Di belantara atau di luasnya samudera, di kecamuk perang atau panggung pertunjukan, ku cari namamu di papan pengumuman, ku cari senyumu di antara belantara keikhlasan. Tak jua ku temukan, tak jua ku dapatkan. Dua bening bola matamu, lesung pipit penghilang jemu, seakan hilang di telan waktu, seakan raib bersama awuhe watu.
Para dewi hilir mudik dalam bayangan, meniti pelangi bertahtah intan berlian, mandi pancuran tujuh berair berkilauan, senyum berkumandang, tawa memerdukan. Tak satupun mampu menandingi kilau suci, tak mampu mengganti rasa di hati.

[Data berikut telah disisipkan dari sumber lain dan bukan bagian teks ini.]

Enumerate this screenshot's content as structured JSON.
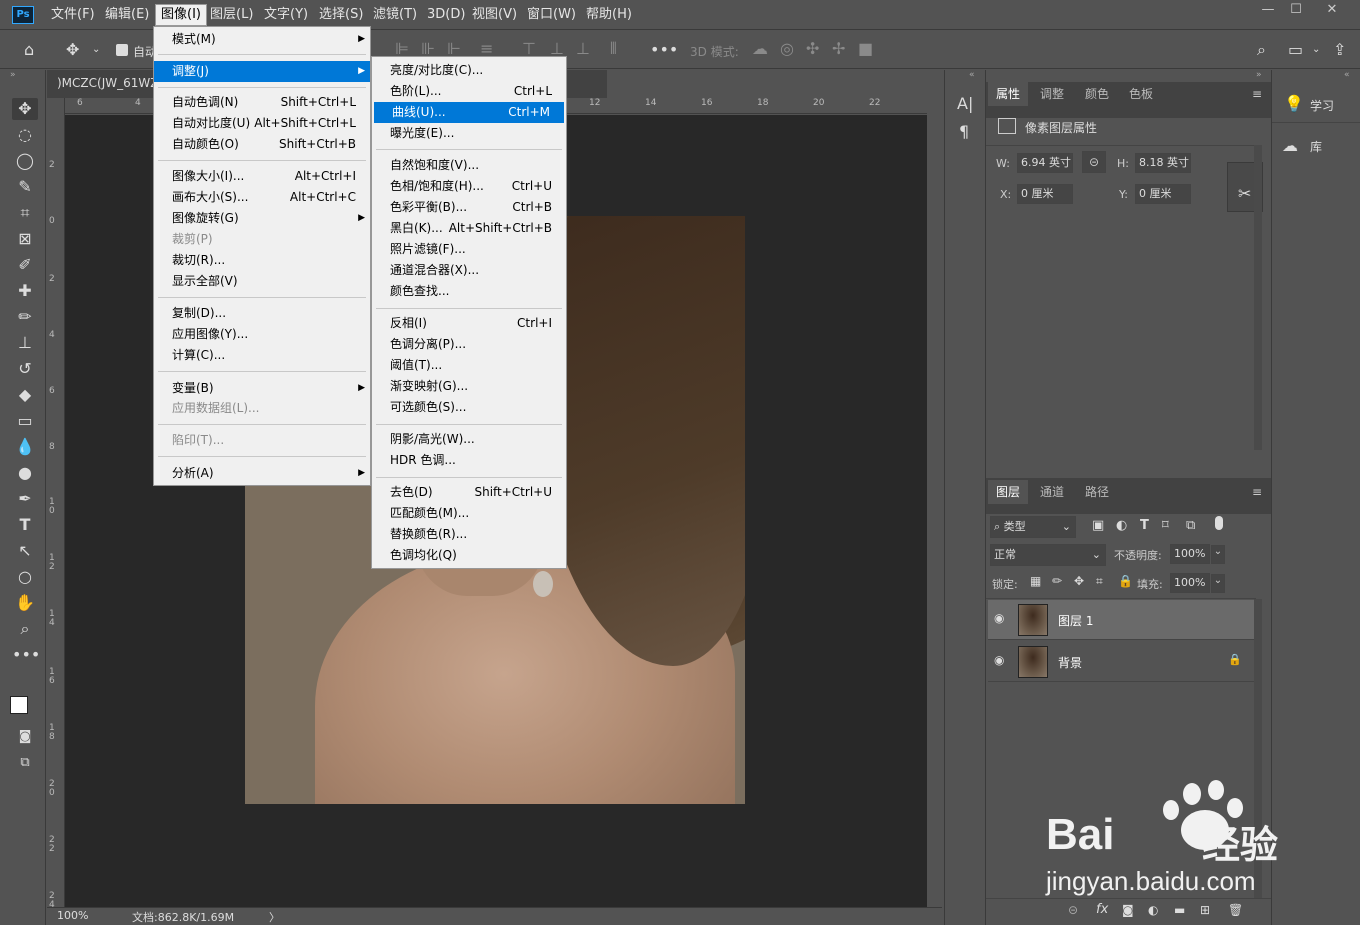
{
  "app": {
    "icon_text": "Ps"
  },
  "menubar": {
    "items": [
      "文件(F)",
      "编辑(E)",
      "图像(I)",
      "图层(L)",
      "文字(Y)",
      "选择(S)",
      "滤镜(T)",
      "3D(D)",
      "视图(V)",
      "窗口(W)",
      "帮助(H)"
    ],
    "window_controls": [
      "—",
      "☐",
      "✕"
    ]
  },
  "options_bar": {
    "auto_label": "自动",
    "mode_3d": "3D 模式:"
  },
  "document": {
    "tab": ")MCZC(JW_61WZ)"
  },
  "ruler": {
    "top": [
      "6",
      "4",
      "12",
      "14",
      "16",
      "18",
      "20",
      "22"
    ],
    "left": [
      "2",
      "0",
      "2",
      "4",
      "6",
      "8",
      "1\n0",
      "1\n2",
      "1\n4",
      "1\n6",
      "1\n8",
      "2\n0",
      "2\n2",
      "2\n4"
    ]
  },
  "status": {
    "zoom": "100%",
    "doc": "文档:862.8K/1.69M",
    "arrow": "〉"
  },
  "image_menu": {
    "items": [
      {
        "label": "模式(M)",
        "arrow": "▶"
      },
      {
        "label": "调整(J)",
        "arrow": "▶"
      },
      {
        "label": "自动色调(N)",
        "shortcut": "Shift+Ctrl+L"
      },
      {
        "label": "自动对比度(U)",
        "shortcut": "Alt+Shift+Ctrl+L"
      },
      {
        "label": "自动颜色(O)",
        "shortcut": "Shift+Ctrl+B"
      },
      {
        "label": "图像大小(I)...",
        "shortcut": "Alt+Ctrl+I"
      },
      {
        "label": "画布大小(S)...",
        "shortcut": "Alt+Ctrl+C"
      },
      {
        "label": "图像旋转(G)",
        "arrow": "▶"
      },
      {
        "label": "裁剪(P)"
      },
      {
        "label": "裁切(R)..."
      },
      {
        "label": "显示全部(V)"
      },
      {
        "label": "复制(D)..."
      },
      {
        "label": "应用图像(Y)..."
      },
      {
        "label": "计算(C)..."
      },
      {
        "label": "变量(B)",
        "arrow": "▶"
      },
      {
        "label": "应用数据组(L)..."
      },
      {
        "label": "陷印(T)..."
      },
      {
        "label": "分析(A)",
        "arrow": "▶"
      }
    ]
  },
  "adjust_menu": {
    "items": [
      {
        "label": "亮度/对比度(C)..."
      },
      {
        "label": "色阶(L)...",
        "shortcut": "Ctrl+L"
      },
      {
        "label": "曲线(U)...",
        "shortcut": "Ctrl+M"
      },
      {
        "label": "曝光度(E)..."
      },
      {
        "label": "自然饱和度(V)..."
      },
      {
        "label": "色相/饱和度(H)...",
        "shortcut": "Ctrl+U"
      },
      {
        "label": "色彩平衡(B)...",
        "shortcut": "Ctrl+B"
      },
      {
        "label": "黑白(K)...",
        "shortcut": "Alt+Shift+Ctrl+B"
      },
      {
        "label": "照片滤镜(F)..."
      },
      {
        "label": "通道混合器(X)..."
      },
      {
        "label": "颜色查找..."
      },
      {
        "label": "反相(I)",
        "shortcut": "Ctrl+I"
      },
      {
        "label": "色调分离(P)..."
      },
      {
        "label": "阈值(T)..."
      },
      {
        "label": "渐变映射(G)..."
      },
      {
        "label": "可选颜色(S)..."
      },
      {
        "label": "阴影/高光(W)..."
      },
      {
        "label": "HDR 色调..."
      },
      {
        "label": "去色(D)",
        "shortcut": "Shift+Ctrl+U"
      },
      {
        "label": "匹配颜色(M)..."
      },
      {
        "label": "替换颜色(R)..."
      },
      {
        "label": "色调均化(Q)"
      }
    ]
  },
  "properties": {
    "tabs": [
      "属性",
      "调整",
      "颜色",
      "色板"
    ],
    "title": "像素图层属性",
    "w_label": "W:",
    "w_value": "6.94 英寸",
    "h_label": "H:",
    "h_value": "8.18 英寸",
    "x_label": "X:",
    "x_value": "0 厘米",
    "y_label": "Y:",
    "y_value": "0 厘米"
  },
  "layers": {
    "tabs": [
      "图层",
      "通道",
      "路径"
    ],
    "filter": "类型",
    "blend": "正常",
    "opacity_label": "不透明度:",
    "opacity": "100%",
    "lock_label": "锁定:",
    "fill_label": "填充:",
    "fill": "100%",
    "rows": [
      {
        "name": "图层 1"
      },
      {
        "name": "背景"
      }
    ]
  },
  "right_panel": {
    "learn": "学习",
    "library": "库"
  },
  "watermark": {
    "brand": "Bai",
    "brand2": "经验",
    "url": "jingyan.baidu.com"
  }
}
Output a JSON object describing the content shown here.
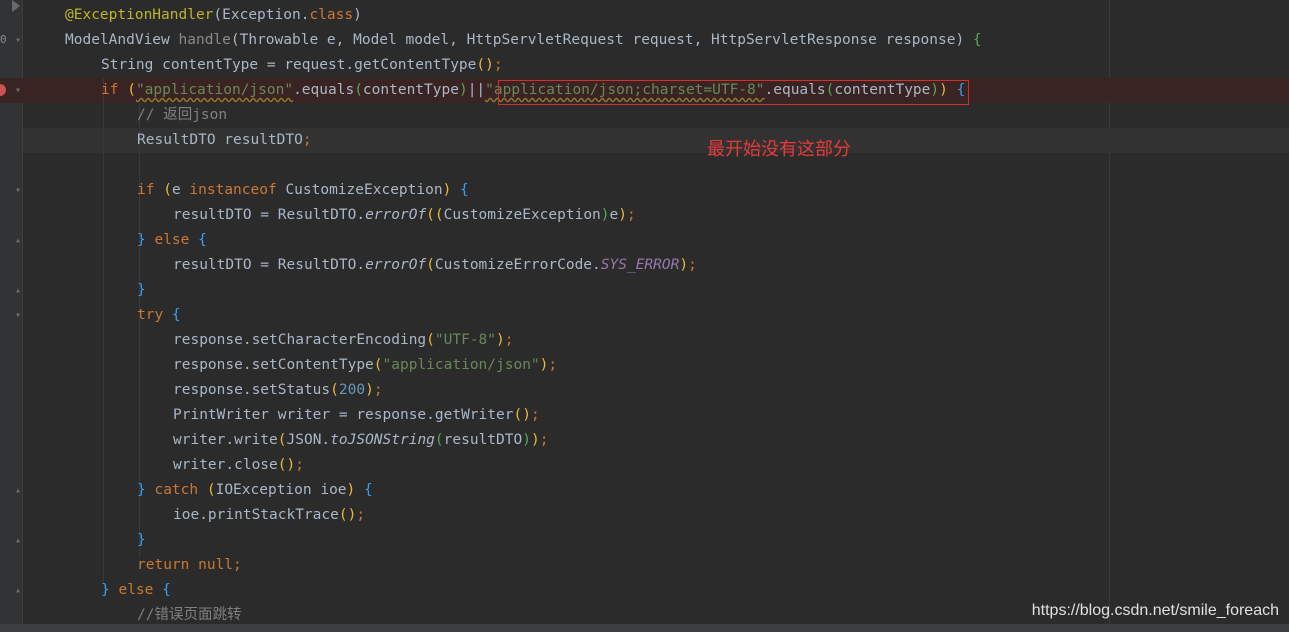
{
  "gutter": {
    "line_number_visible": "0"
  },
  "annotation_note": "最开始没有这部分",
  "watermark": "https://blog.csdn.net/smile_foreach",
  "code_lines": [
    {
      "id": "l1"
    },
    {
      "id": "l2"
    }
  ],
  "tokens": {
    "l1_ann": "@ExceptionHandler",
    "l1_p": "(",
    "l1_a": "Exception.",
    "l1_kw": "class",
    "l1_c": ")",
    "l2_a": "ModelAndView ",
    "l2_fn": "handle",
    "l2_b": "(Throwable e, Model model, HttpServletRequest request, HttpServletResponse response) ",
    "l2_br": "{",
    "l3_a": "String contentType = request.getContentType",
    "l3_p": "()",
    "l3_s": ";",
    "l4_kw": "if ",
    "l4_p1": "(",
    "l4_s1": "\"application/json\"",
    "l4_b": ".equals",
    "l4_p2": "(",
    "l4_c": "contentType",
    "l4_p3": ")",
    "l4_or": "||",
    "l4_s2": "\"application/json;charset=UTF-8\"",
    "l4_d": ".equals",
    "l4_p4": "(",
    "l4_e": "contentType",
    "l4_p5": ")",
    "l4_p6": ")",
    "l4_br": " {",
    "l5_cmt": "// 返回json",
    "l6_a": "ResultDTO resultDTO",
    "l6_s": ";",
    "l8_kw": "if ",
    "l8_p": "(",
    "l8_a": "e ",
    "l8_kw2": "instanceof ",
    "l8_b": "CustomizeException",
    "l8_p2": ")",
    "l8_br": " {",
    "l9_a": "resultDTO = ResultDTO.",
    "l9_it": "errorOf",
    "l9_p": "((",
    "l9_b": "CustomizeException",
    "l9_p2": ")",
    "l9_c": "e",
    "l9_p3": ")",
    "l9_s": ";",
    "l10_br": "} ",
    "l10_kw": "else ",
    "l10_br2": "{",
    "l11_a": "resultDTO = ResultDTO.",
    "l11_it": "errorOf",
    "l11_p": "(",
    "l11_b": "CustomizeErrorCode.",
    "l11_st": "SYS_ERROR",
    "l11_p2": ")",
    "l11_s": ";",
    "l12_br": "}",
    "l13_kw": "try ",
    "l13_br": "{",
    "l14_a": "response.setCharacterEncoding",
    "l14_p": "(",
    "l14_str": "\"UTF-8\"",
    "l14_p2": ")",
    "l14_s": ";",
    "l15_a": "response.setContentType",
    "l15_p": "(",
    "l15_str": "\"application/json\"",
    "l15_p2": ")",
    "l15_s": ";",
    "l16_a": "response.setStatus",
    "l16_p": "(",
    "l16_num": "200",
    "l16_p2": ")",
    "l16_s": ";",
    "l17_a": "PrintWriter writer = response.getWriter",
    "l17_p": "()",
    "l17_s": ";",
    "l18_a": "writer.write",
    "l18_p": "(",
    "l18_b": "JSON.",
    "l18_it": "toJSONString",
    "l18_p2": "(",
    "l18_c": "resultDTO",
    "l18_p3": ")",
    "l18_p4": ")",
    "l18_s": ";",
    "l19_a": "writer.close",
    "l19_p": "()",
    "l19_s": ";",
    "l20_br": "} ",
    "l20_kw": "catch ",
    "l20_p": "(",
    "l20_a": "IOException ioe",
    "l20_p2": ")",
    "l20_br2": " {",
    "l21_a": "ioe.printStackTrace",
    "l21_p": "()",
    "l21_s": ";",
    "l22_br": "}",
    "l23_kw": "return null",
    "l23_s": ";",
    "l24_br": "} ",
    "l24_kw": "else ",
    "l24_br2": "{",
    "l25_cmt": "//错误页面跳转"
  },
  "colors": {
    "background": "#2b2b2b",
    "keyword": "#cc7832",
    "string": "#6a8759",
    "annotation": "#bbb529",
    "number": "#6897bb",
    "comment": "#808080",
    "static_field": "#9876aa",
    "highlight_box": "#d03030",
    "note_text": "#e83a3a"
  }
}
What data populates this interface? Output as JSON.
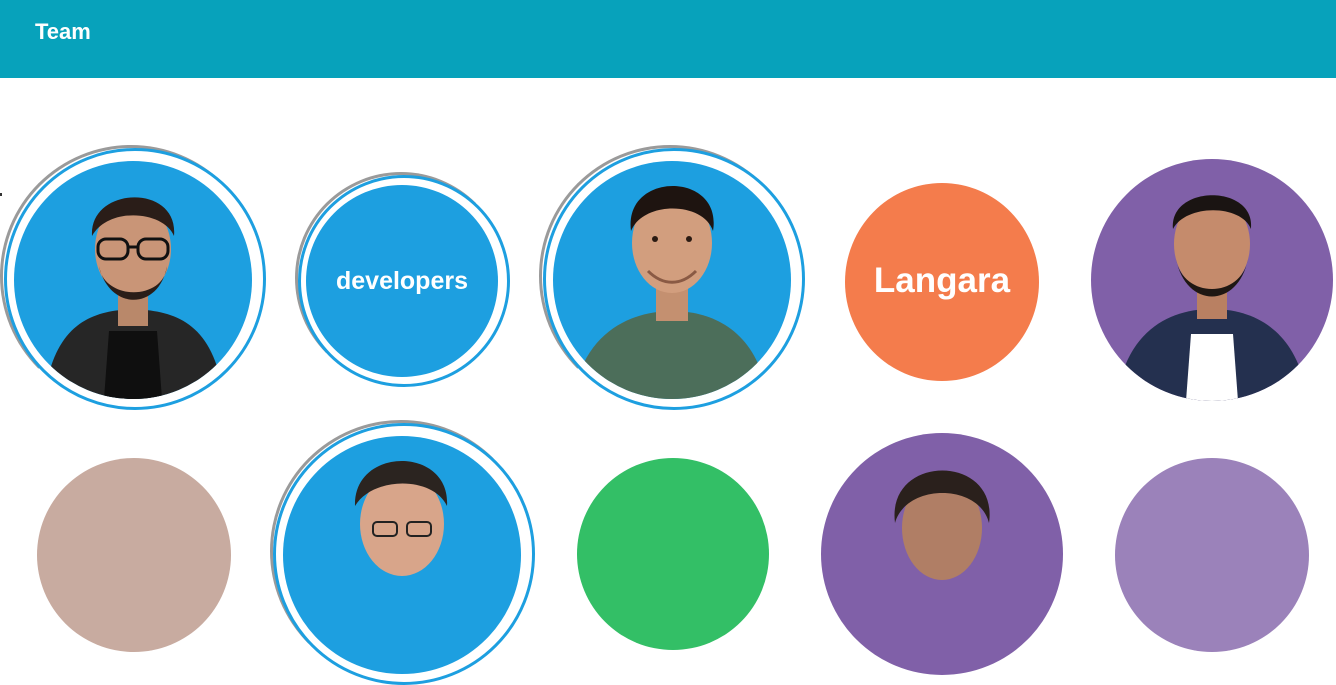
{
  "header": {
    "title": "Team",
    "background": "#07a2bb"
  },
  "team": {
    "row1": [
      {
        "kind": "photo",
        "name": "member-1",
        "bg": "#1d9fe0",
        "icon": "person-photo"
      },
      {
        "kind": "text",
        "label": "developers",
        "bg": "#1d9fe0"
      },
      {
        "kind": "photo",
        "name": "member-2",
        "bg": "#1d9fe0",
        "icon": "person-photo"
      },
      {
        "kind": "text",
        "label": "Langara",
        "bg": "#f47c4c"
      },
      {
        "kind": "photo",
        "name": "member-3",
        "bg": "#8060a8",
        "icon": "person-photo"
      }
    ],
    "row2": [
      {
        "kind": "plain",
        "bg": "#c8aba0"
      },
      {
        "kind": "photo",
        "name": "member-4",
        "bg": "#1d9fe0",
        "icon": "person-photo"
      },
      {
        "kind": "plain",
        "bg": "#33bf66"
      },
      {
        "kind": "photo",
        "name": "member-5",
        "bg": "#8060a8",
        "icon": "person-photo"
      },
      {
        "kind": "plain",
        "bg": "#9b82ba"
      }
    ]
  }
}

Selasa legi dalam penanggalan para pendamba hati, hitungan laku hendak menemukan kisah sejati, memuncaki penalaran tentang perjamuan para peri. Mungkinkah mahligai tinggi hendak ku temukan? Bila pancaran bintang sebagai pedoman belum jua berkumandang.
Dupa dan sesaji telah di haturkan, menjadi perantara keinginan hati yang enggan meniadakan. "Wahai dewi jelita kekasih hati, dari tempatmu bertahtah di ketinggian nirwana. Jenguklah sukmaku yang merana, terombang-ambing di permainkan rasa, berulang kali tertipu setan bermahkota."
Dengarku, dengarmu, kita berbicara.
Lusinan kata mantra pembuka wahana
Silangku, silangmu, kita menajamkan rasa
Alam dunia, alam nirwana, tak berjarak tak berbatas adanya.